Department of Biology and Biological Engineering, Chalmers University of Technology, Gothenburg, Sweden.
Department of Computer Science and Engineering, Chalmers University of Technology, Gothenburg, Sweden.
PLoS Comput Biol. 2021 Apr 5;17(4):e1008898. doi: 10.1371/journal.pcbi.1008898. eCollection 2021 Apr.

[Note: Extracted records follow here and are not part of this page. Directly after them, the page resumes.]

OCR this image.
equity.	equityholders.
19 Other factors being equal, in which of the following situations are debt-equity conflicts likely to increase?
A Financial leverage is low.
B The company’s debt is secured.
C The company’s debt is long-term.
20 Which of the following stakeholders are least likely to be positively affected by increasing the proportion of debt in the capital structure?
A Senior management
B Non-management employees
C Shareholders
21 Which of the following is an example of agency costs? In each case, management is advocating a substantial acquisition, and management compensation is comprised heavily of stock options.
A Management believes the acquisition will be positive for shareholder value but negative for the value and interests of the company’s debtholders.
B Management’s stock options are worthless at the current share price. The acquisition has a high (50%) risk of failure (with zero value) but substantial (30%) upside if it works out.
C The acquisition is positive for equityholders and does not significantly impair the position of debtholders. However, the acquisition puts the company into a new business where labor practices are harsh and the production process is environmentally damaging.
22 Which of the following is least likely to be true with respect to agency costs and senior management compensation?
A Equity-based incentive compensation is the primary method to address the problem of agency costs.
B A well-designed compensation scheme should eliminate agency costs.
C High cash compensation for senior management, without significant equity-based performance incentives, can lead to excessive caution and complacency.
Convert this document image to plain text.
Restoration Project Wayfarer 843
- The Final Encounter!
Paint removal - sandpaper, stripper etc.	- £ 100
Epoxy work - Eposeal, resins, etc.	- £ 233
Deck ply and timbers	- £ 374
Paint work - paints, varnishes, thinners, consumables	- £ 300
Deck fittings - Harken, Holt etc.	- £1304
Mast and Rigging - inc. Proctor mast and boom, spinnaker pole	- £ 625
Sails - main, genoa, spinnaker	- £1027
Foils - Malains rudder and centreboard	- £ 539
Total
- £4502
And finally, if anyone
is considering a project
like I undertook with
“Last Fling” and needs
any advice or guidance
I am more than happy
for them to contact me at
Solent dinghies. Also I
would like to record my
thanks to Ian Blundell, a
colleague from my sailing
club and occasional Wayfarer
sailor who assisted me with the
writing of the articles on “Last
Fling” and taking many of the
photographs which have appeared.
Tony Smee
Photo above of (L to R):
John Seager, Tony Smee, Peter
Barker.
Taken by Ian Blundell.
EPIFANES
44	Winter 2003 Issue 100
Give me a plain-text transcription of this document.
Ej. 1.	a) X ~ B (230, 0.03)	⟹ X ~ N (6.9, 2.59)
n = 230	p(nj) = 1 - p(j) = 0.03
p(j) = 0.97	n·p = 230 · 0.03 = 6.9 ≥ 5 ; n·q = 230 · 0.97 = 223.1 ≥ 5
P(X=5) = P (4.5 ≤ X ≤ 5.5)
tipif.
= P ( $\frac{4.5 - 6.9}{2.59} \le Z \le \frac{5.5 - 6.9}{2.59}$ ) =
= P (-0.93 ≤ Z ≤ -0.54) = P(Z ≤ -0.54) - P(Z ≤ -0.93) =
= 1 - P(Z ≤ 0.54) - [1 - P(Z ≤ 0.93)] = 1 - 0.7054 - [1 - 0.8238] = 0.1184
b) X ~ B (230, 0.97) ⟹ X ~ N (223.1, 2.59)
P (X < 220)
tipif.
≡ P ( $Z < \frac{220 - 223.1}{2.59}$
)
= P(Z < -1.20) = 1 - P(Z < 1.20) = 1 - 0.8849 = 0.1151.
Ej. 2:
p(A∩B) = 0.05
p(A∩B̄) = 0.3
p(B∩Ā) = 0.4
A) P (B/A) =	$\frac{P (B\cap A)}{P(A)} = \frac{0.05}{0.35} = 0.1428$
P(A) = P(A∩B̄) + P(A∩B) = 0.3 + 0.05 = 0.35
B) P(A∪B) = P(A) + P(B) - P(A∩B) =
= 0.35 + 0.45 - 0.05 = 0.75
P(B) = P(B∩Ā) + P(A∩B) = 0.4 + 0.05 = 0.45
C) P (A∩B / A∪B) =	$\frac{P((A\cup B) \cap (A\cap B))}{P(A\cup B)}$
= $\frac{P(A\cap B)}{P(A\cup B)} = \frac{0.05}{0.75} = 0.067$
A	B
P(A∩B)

Deregulation of the protein secretory pathway (PSP) is linked to many hallmarks of cancer, such as promoting tissue invasion and modulating cell-cell signaling. The collection of secreted proteins processed by the PSP, known as the secretome, is often studied due to its potential as a reservoir of tumor biomarkers. However, there has been less focus on the protein components of the secretory machinery itself. We therefore investigated the expression changes in secretory pathway components across many different cancer types. Specifically, we implemented a dual approach involving differential expression analysis and machine learning to identify PSP genes whose expression was associated with key tumor characteristics: mutation of p53, cancer status, and tumor stage. Eight different machine learning algorithms were included in the analysis to enable comparison between methods and to focus on signals that were robust to algorithm type. The machine learning approach was validated by identifying PSP genes known to be regulated by p53, and even outperformed the differential expression analysis approach. Among the different analysis methods and cancer types, the kinesin family members KIF20A and KIF23 were consistently among the top genes associated with malignant transformation or tumor stage. However, unlike most cancer types which exhibited elevated KIF20A expression that remained relatively constant across tumor stages, renal carcinomas displayed a more gradual increase that continued with increasing disease severity. Collectively, our study demonstrates the complementary nature of a combined differential expression and machine learning approach for analyzing gene expression data, and highlights key PSP components relevant to features of tumor pathophysiology that may constitute potential therapeutic targets.
蛋白质分泌途径(PSP)的失调与癌症的许多特征有关,例如促进组织侵袭和调节细胞间信号。PSP 处理的分泌蛋白的集合,称为分泌组,由于其作为肿瘤生物标志物库的潜力而经常被研究。然而,对分泌机制本身的蛋白质成分的关注较少。因此,我们研究了许多不同癌症类型中分泌途径成分的表达变化。具体来说,我们采用了差异表达分析和机器学习的双重方法来识别与关键肿瘤特征相关的 PSP 基因的表达变化:p53 突变、癌症状态和肿瘤分期。该分析包括了 8 种不同的机器学习算法,以实现方法之间的比较,并关注对算法类型稳健的信号。通过识别已知受 p53 调节的 PSP 基因,对机器学习方法进行了验证,甚至优于差异表达分析方法。在不同的分析方法和癌症类型中,驱动蛋白家族成员 KIF20A 和 KIF23 一直是与恶性转化或肿瘤分期相关的最重要基因之一。然而,与大多数表现出相对稳定的 KIF20A 表达升高的癌症类型不同,肾细胞癌显示出更渐进的增加,随着疾病严重程度的增加而持续增加。总之,我们的研究表明,联合差异表达和机器学习方法分析基因表达数据具有互补性,并突出了与肿瘤病理生理学特征相关的关键 PSP 成分,这些成分可能构成潜在的治疗靶点。